Ketchup Clouds
- Author: Annabel Pitcher
- Language: English
- Genre: Young adult
- Publisher: Indigo division of Orion Publishing Group
- Publication date: 2012
- Publication place: United Kingdom
- ISBN: 9781780620305

= Ketchup Clouds =

2012 teen novel by Annabel Pitcher

Ketchup Clouds is a 2012 teen novel by Annabel Pitcher. It tells the story of a girl about the age of 15 who has a dark secret she is afraid to confess to anyone but her pen pal, a murderer on Death Row. It won the Waterstones Children's Book Prize.

==Synopsis==
Ketchup Clouds is written in a series of letters from "Zoe", her chosen alias, who lives on fiction road in England to Mr. S Harris, a criminal on death row in America. Zoe initially starts writing to Mr. Harris specifically because she believes they must share the same guilt as, according to her view, they both killed a person they loved.

The events leading up to Zoe's "crime" begin around the end of the term before summer break.
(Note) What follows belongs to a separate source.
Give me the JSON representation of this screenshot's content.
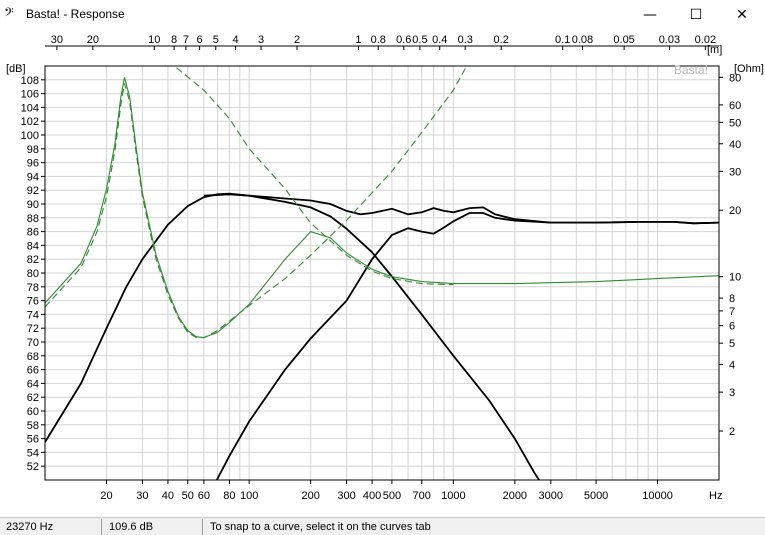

After her father receiving news that her grandfather is ill, tensions in her home begin to rise. For reasons unknown to Zoe, her mother seems to resent her grandfather and alludes to the idea that he is the reason why her sister, Dot, ended up ill and is currently deaf as a result. Zoe can say little to understand her mother's resentment towards him as she, Dot and her other sister, Soph have not seen him in years. Regardless, Zoe's sole mission is to make it to Max Morgan's end of term party.

At the party she meets a 'boy [...] brown eyes [and] messy blond hair' whom she feels she has chemistry with and in which she engages in sexual activity with Max Morgan and later on, a relationship. She soon finds out that the brown-eyed boy, Aaron, is Max's brother and unbeknown to Max, there are still feelings between them. It is the accident that follows after he discovers Zoe and Aaron together that lead her to identify both with Mr Harris as a murderer and his unfaithful wife whom she calls a "scarlet woman" and believes she deserved her death.